Pepcid AC is often used for treating dogs with upset stomach, gastric reflux and associated symptoms. For safest results, learn as much as possible before providing this over-the-counter medication to your best bud.
Many dogs experience symptomatic gastrointestinal issues. Pepcid, also known as Famotidine, can help but long term stomach problems should really be addressed by a veterinary professional.
In other words, don’t experiment with Pepcid AC. Medicating the family dog is serious business. Here we’ll talk usage, including proper dosage, and other important considerations.
Can I Give My Dog Pepcid AC? Answer: Yes, but not for long term use
This histamine blocker is frequently prescribed for treating canine ulcers, gastritis and other stomach problems.
Obviously this is a medication that was developed for humans, but it’s been found effective and generally safe for dogs. It reduces stomach acid levels so mild gastrointestinal episodes can be treated with Pepcid AC. One of the biggest benefits for dogs may be it’s ability to allow stomach ulcers to heal. Symptoms typically clear up within 24-hours but more serious situations should be addressed with the guidance of a vet.

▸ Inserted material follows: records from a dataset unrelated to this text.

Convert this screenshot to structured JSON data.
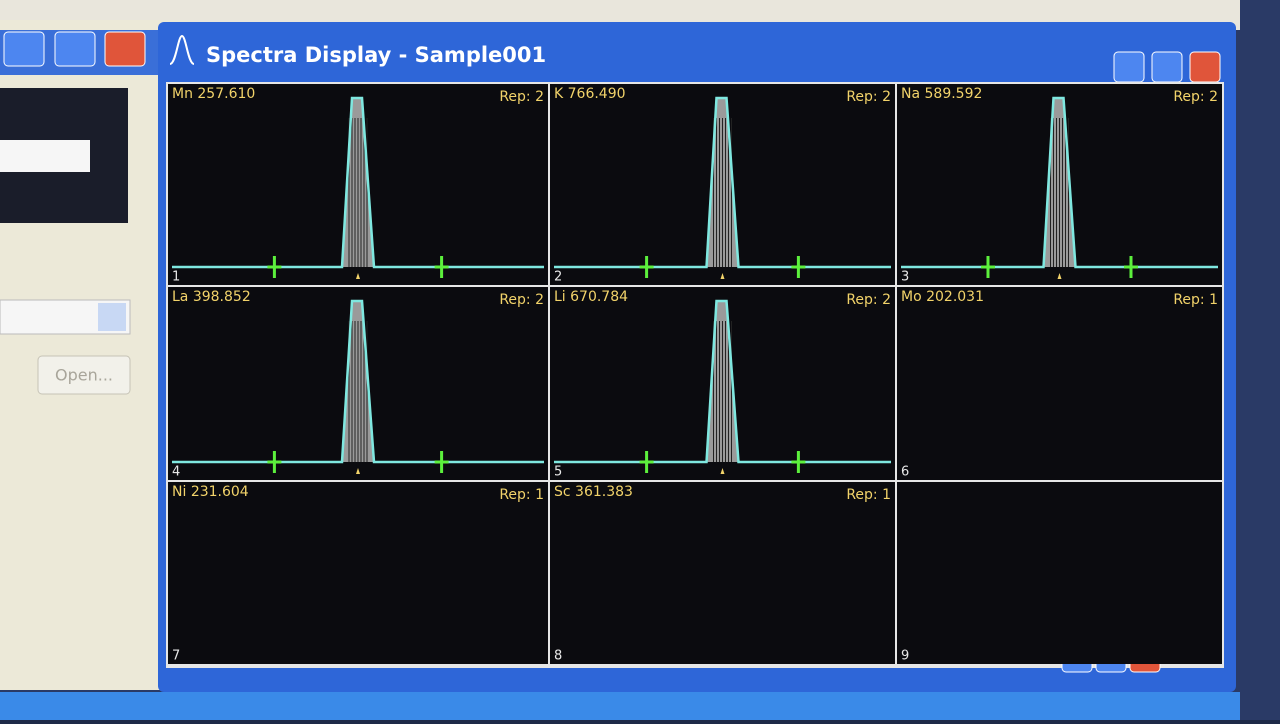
{
  "window": {
    "title": "Spectra Display - Sample001"
  },
  "left_window": {
    "button": "Open..."
  },
  "panels": [
    {
      "number": "1",
      "element": "Mn 257.610",
      "rep": "Rep: 2",
      "spectrum": true
    },
    {
      "number": "2",
      "element": "K 766.490",
      "rep": "Rep: 2",
      "spectrum": true
    },
    {
      "number": "3",
      "element": "Na 589.592",
      "rep": "Rep: 2",
      "spectrum": true
    },
    {
      "number": "4",
      "element": "La 398.852",
      "rep": "Rep: 2",
      "spectrum": true
    },
    {
      "number": "5",
      "element": "Li 670.784",
      "rep": "Rep: 2",
      "spectrum": true
    },
    {
      "number": "6",
      "element": "Mo 202.031",
      "rep": "Rep: 1",
      "spectrum": false
    },
    {
      "number": "7",
      "element": "Ni 231.604",
      "rep": "Rep: 1",
      "spectrum": false
    },
    {
      "number": "8",
      "element": "Sc 361.383",
      "rep": "Rep: 1",
      "spectrum": false
    },
    {
      "number": "9",
      "spectrum": false
    }
  ]
}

A high quality probiotic designed for dogs may be a more desirable fix than Pepcid.
Dosing Pepcid AC for Dogs
Many dog owners use Pepcid AC without a prescription. If you are planning to do so, know the correct dosage to prevent complications. It should be given on an empty stomach but never administer more than half of a milligram (0.5mg) per pound of your dog’s body weight. The consensus is a dose between 0.25mg to half of 1mg for each pound, either once or twice daily.
Before providing Pepcid, or something similar, you really should speak with a vet. Actually, a diagnosis should be carried out if your dog has recurring stomach issues. Never combine medications and Pepcid isn’t for pregnant or nursing dogs or those with liver, kidney or heart disease.
Dog Diagnosis Difficulties
There are many reasons why dogs get upset stomach or GERD. Overeating is the most common culprit. If they go through trash then a stomach problem is inevitable. Another reason could be an abrupt change in diet which could upset a delicate gastrointestinal balance.
Long term vomiting, and stomach troubles, are signs of something more serious. Your dog could possibly have worms or worse. Parvovirus is a deadly disease which is why a vet visit is smart. A hit or miss approach with Pepcid isn’t the way to go!
Some Things You Can Do
If your dog is vomiting, try Pedialyte to hydrate them, and offer ice chips or partially melted ice cubes for nausea relief. Assuming the cause of upset stomach is the food they’ve eaten, allow them to fast in order to give the digestive tract time to recover. Fasting can be 24 hours for an adult dog. Puppies should be limited to 12 hours.
A bland diet, like rice and boiled chicken, given during recovery is usually effective. Remove the skin because an upset stomach is sensitive to oily foods. Also, get some canine-formulated grain-free lamb meat meals since they’re easier on the stomach. Pepcid AC is often unnecessary.
Checking for Dehydration
Severe dehydration is a serious problem so know how to check for it. Simply lift up your dog’s skin on the shoulder blade area. If the skin immediately returns to it’s place, then you have nothing to worry about.
Your dog may be severely dehydrated if the skin takes a few seconds to return to a normal position. Such a scenario shouldn’t be taken lightly, and an intravenous hydration procedure may be needed. Pepcid doesn’t hydrate!
Conclusion on Pepcid-AC
You can treat your dog’s upset stomach with a proper dose of Pepcid AC. Recurring gastrointestinal problems, however, should be treated by a vet. In truth, all human OTC meds are a potential danger to pets to some degree. Your dog’s hydration needs to be closely monitored during Pepcid AC use, and particularly during times of sickness with vomiting.